Hough and Hutchinson combined their interests and skills to form Living Your Gifts, an organization that helps girls ages 11 to 14 discover what they are good at and how to share those gifts with others.

Living Your Gifts will host its first summer camp beginning July 9 at Neighborhood Congregational Church, 340 St. Ann’s Drive.

The girls will meet from 1 to 4 p.m. Tuesdays and Thursdays for three weeks, Hough said. Students will work on art projects, examine the influence of social media and share their thoughts on peer pressure and decision-making.

Organizers will help girls connect to an activity that will empower them, be it a dance class or volunteering for a nonprofit, said Hutchinson, who has mentored inner-city children and has a master’s degree in social entrepreneurship from Pepperdine University.

The early teenage years are critical in helping girls build positive self-esteem, Hutchinson said.
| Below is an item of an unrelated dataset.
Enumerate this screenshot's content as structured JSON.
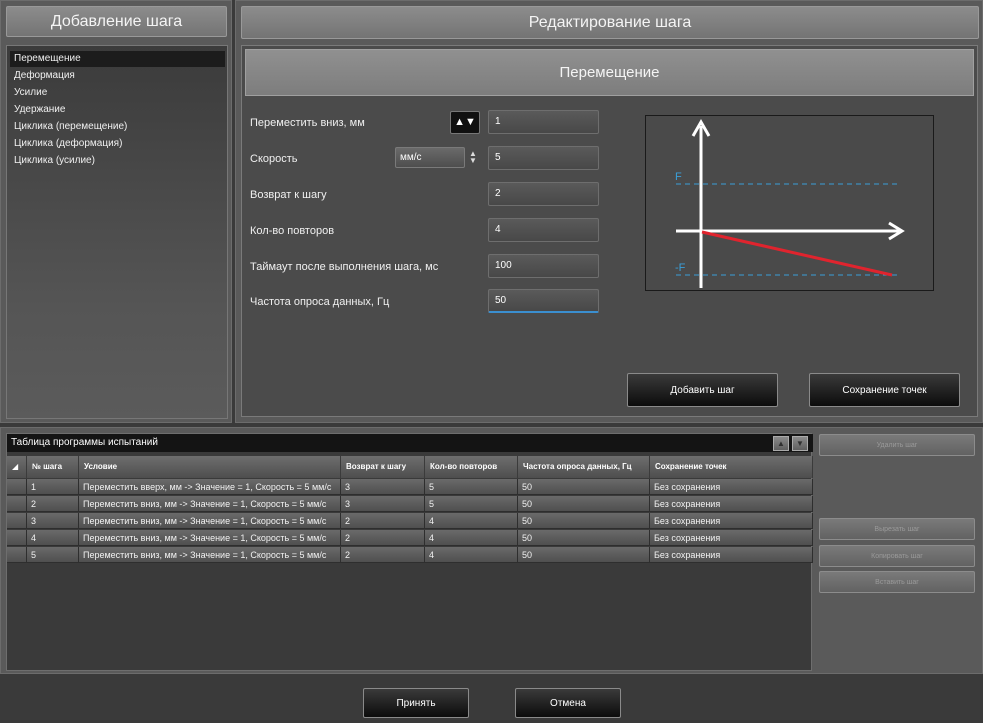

“We want to get girls before there are self-esteem problems,” Hutchinson said. “Girls are twice as likely as boys to attempt suicide, and the main reason is they think they are fat.”

Researchers have found that women are portrayed in a sexual manner more often than men in magazines and movies and on television, according to the American Psychological Assn. website. Women pose in revealing clothing and make facial expressions that imply sexual readiness, the website said.

Hough and Hutchinson said they hope girls will challenge those trends.

The summer camp is a starting point. Future sessions will be held after school begins in September, though dates have not been set yet.

The camp costs $305, which includes a $25 materials fee, according to Hutchinson.

Five students had signed up as of June 20 and Hough, who has a bachelor’s degree in social work from Longwood University in Farmville, Va., expects 12 to 15 girls to enroll.

Hough and Hutchinson are developing a website focused on how girls’ gifts are recognized around the world and women who are living out their gifts. A third section asks girls to answer three questions by video: Who are you? What is your gift? How can you contribute your gift to the world or how are you already doing so?

Hough was inspired by the west African nation

Burkina Faso, where residents believe every child has a special gift that will be needed by the community, according to the Living Your Gifts website.